Early stoves were constructed from heavy metal barrels, called "sows" and provided heat for the bunkhouses until the advent of the "Star" stove. An example of a bunkhouse stove is shown in the above picture.
Bathroom facilities were also primitive, consisting of an outside "john" built some distance from the bunkhouse, which had to be reached by travelling through deep snow.
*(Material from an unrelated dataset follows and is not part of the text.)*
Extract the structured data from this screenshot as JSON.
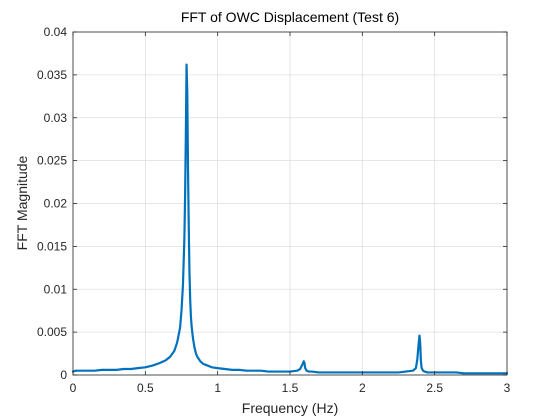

Another important building in the campsite was the blacksmith's forge equipped with tools required to care not only for the horses so necessary to the operation, but also the tools and equipment of the lumberjacks. Hovels for the horses were usually very simple three-sided shelters serving to protect the horses from the snow and wind when they were not working. Other small shelters were also required for storage of food, hay and equipment.
Life was hard in a lumber camp with long hours spent labouring in the woods six days of work a week, so it did not take much to entertain the men during their short rest periods in the evenings. They would gather around the stove to talk and tell “tales”. Sometimes they played cards. In some camps there would be a lumberjack who would provide music with his fiddle but the main sources of entertainment were the story telling and cards.
After construction was completed on the “Mine Road” linking Grand Cascapedia and Sainte-Anne-des-Monts, life in the lumber camps changed greatly. They were able to deliver fresh food supplies to the camps on a regular basis, improving the working conditions for the kitchen staff and adding variety to the food served to the workers. The opening of the road also enabled the men to make visits home during the cutting season as they had not been able to do before. Sources of entertainment also improved with radio.
In the early 1960’s Consolidated-Bathurst stopped the river drives and had the logs transported to the mill by truck. Thus ended nearly a century and a half of lumbering traditions in the Cascapedia Bay area of the Gaspé Coast.